Les arts au lycée Louis Feuillade

Arts Plastiques et Cinéma-Audiovisuel

L’écriture dans l’art
En complément de l’exposition du FRAC 2015 sur l’écriture

Le champ des arts visuels va établir rapidement au 20 ème siècle de nouveaux rapports avec l’écriture. Pendant longtemps, dans la lignée de «ut pictura poesis» d’Horace,  la peinture était considérée comme une poésie muette (et la poésie une peinture parlante comme l’affirmait Simonide de Céos dès le 5ème siècle avant JC). Dans les « mots dans la peinture » Michel Butor retrace très bien l’histoire les diverses formes et fonctions de l’écriture dans la peinture occidentale.
Contrairement aux artistes des siècles précédents, les artistes du début du 20 ème siècle pouvaient échapper à l’histoire de l’art (ses œuvres et ses théories) pour alimenter leurs démarches artistiques. Loin de la rigueur académique, leurs sources étaient proches du quotidien et des nouvelles considérations esthétiques du moment. Pour faire surgir l’écriture dans une œuvre, ils n’ont pas puisé, par exemple, dans le mystère de l’épitaphe « des bergers d’acardie » de Poussin  mais dans les textes des journaux ou dans les objets manufacturés pour exploiter autant le signe formel que son signifié. Lisibilité et visibilité vont se chevaucher, se croiser et s’opposer de manière très diverse et innovante.

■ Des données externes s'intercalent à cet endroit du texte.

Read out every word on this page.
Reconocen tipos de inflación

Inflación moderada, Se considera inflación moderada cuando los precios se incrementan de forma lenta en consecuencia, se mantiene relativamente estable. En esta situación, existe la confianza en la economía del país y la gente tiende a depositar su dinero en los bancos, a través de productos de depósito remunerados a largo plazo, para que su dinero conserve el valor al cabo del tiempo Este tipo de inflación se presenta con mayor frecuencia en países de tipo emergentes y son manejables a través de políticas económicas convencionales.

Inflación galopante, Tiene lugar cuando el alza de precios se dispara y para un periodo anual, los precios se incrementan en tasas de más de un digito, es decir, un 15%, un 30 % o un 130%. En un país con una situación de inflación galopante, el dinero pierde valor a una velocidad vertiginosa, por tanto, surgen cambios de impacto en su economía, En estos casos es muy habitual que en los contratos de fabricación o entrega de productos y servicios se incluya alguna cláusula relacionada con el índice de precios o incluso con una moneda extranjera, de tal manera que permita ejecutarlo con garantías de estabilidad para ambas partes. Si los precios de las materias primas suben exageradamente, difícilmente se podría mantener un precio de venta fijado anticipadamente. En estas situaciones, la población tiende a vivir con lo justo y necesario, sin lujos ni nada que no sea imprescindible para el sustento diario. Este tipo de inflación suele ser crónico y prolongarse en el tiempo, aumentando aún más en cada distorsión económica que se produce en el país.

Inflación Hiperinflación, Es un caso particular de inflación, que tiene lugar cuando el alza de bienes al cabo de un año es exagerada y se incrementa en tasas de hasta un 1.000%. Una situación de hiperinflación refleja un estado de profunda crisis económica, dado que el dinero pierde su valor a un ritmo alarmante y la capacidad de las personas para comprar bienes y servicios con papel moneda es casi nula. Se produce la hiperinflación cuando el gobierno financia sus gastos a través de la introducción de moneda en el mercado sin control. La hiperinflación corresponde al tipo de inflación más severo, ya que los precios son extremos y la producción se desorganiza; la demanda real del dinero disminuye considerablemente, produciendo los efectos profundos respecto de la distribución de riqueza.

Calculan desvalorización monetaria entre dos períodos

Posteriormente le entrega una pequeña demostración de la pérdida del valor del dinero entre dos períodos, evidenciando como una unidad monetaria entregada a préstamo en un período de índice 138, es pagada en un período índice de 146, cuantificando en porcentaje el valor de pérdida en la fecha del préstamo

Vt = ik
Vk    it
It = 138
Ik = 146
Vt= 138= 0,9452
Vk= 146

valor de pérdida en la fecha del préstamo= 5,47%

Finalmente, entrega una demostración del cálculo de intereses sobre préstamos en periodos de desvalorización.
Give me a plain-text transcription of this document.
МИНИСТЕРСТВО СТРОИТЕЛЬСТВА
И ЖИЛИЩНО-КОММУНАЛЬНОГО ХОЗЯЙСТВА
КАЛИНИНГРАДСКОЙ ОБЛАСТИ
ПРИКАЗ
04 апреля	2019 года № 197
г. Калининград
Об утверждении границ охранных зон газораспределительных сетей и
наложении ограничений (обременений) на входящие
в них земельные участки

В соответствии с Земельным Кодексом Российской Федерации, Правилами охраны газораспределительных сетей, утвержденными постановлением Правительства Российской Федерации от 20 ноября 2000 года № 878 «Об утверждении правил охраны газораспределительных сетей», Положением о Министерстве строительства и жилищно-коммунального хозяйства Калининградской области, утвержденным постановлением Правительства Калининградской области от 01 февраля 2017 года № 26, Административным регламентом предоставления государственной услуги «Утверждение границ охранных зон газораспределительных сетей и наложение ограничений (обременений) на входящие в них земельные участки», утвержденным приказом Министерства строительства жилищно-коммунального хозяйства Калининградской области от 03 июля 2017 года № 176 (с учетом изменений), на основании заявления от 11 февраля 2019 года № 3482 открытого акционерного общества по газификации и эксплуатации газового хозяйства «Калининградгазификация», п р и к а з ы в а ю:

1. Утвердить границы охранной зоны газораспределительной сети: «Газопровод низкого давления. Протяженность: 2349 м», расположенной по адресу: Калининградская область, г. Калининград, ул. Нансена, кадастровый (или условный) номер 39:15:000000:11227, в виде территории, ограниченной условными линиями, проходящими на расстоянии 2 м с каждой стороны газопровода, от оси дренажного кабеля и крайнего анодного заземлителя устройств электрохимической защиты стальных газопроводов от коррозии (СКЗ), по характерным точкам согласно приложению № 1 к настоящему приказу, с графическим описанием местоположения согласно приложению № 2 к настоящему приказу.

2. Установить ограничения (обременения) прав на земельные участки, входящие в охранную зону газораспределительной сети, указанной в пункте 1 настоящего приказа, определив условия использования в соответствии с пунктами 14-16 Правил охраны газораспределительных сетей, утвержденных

Dans les œuvres du 20 ème (et du 21 ème), on repère 4 manières différentes d’utiliser l’écriture :

L’écriture utilisée dans son sens premier : comme système de signes graphiques permettant de noter un message oral ou une pensée pour le conserver et le transmettre.
L’écriture considérée principalement au niveau strict du signe (signifiant / signifié) sans message particulier.
L’écriture comme signe purement signifiant qui reste au stade de son enveloppe formelle et visuelle.
L’écriture considérée comme transcription de l’idée, du concept.

A partir de quelques exemples significatifs et singuliers on peut pour illustrer ces différentes manières d’utiliser l’écrit. Une ouvre d’art est comme une poupée russe. Quand on commence à l’approfondir, à la démonter, etc. on ouvre de nouvelles portes secrètes qui nous engagent dans toutes sortes de significations inattendues.

L’écriture aux résonances multiples.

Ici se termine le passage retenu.